The “superiors” to whom he submitted his work weren’t just “the next guys in the chain”, they were Captains Walter Anderson and Dudley Knox, both very close to President Roosevelt. And you’re all sleuthy enough to put the sequence of events together…Knox and Anderson receive the memo, which they read and pass to the President. The President then reads the memo, has light-bulbs go off in his brain, and manipulates foreign policy to follow McCollum’s suggestions, and then allows Pearl Harbor to be attacked so we can enter the war with Britain.
But the 64-thousand-dollar question still lingers…while this sequence of events is
possible, did it actually happen?
And, unfortunately for the conspiracy theorists, the best answer is likely “no”. Anderson (the Director of Naval Intelligence) certainly read McCollum’s paper…he added his own comments at the end, which included the phrase,
“…we should not precipitate anything in the Orient.”

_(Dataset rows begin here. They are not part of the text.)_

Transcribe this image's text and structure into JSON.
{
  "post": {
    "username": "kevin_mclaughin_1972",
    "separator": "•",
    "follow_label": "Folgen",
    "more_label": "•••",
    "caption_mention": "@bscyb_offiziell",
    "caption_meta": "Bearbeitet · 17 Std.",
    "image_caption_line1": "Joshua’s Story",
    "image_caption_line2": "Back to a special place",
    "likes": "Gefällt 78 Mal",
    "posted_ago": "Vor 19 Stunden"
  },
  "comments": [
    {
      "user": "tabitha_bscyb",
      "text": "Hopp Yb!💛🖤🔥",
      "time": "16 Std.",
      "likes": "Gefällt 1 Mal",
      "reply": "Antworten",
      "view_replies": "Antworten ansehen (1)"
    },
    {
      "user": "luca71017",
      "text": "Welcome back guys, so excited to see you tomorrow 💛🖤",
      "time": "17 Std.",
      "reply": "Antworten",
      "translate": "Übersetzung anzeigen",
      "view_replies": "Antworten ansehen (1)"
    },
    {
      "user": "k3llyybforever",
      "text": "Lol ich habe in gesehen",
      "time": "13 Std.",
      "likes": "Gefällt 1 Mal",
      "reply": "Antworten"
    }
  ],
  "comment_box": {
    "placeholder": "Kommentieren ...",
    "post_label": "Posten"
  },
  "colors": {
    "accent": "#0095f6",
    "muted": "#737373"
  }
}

The eight “steps to war” proposed by McCollum were largely followed by the Roosevelt Administration, but they were measures that were largely dictated by the current political/military situations of the moment rather than a pre-meditated drive to war. There is zero factual evidence (and only the most obtuse of circumstantial evidence) that the McCollum Memo ever landed in front of the President’s eyes. And finally, it was
Japan who attacked first, regardless of real or implied provocation, and it was they who jumped through all kinds of hoops to make it
not look like an undeclared act of war.
In the end, I think the McCollum Memo was far more a “what if” analysis by a mid-level officer than a serious policy document that the administration adapted for its own purposes. There may be “smoking guns” in the the Roosevelt Administration (like there are in many), but those looking for a real story will probably have to look elsewhere.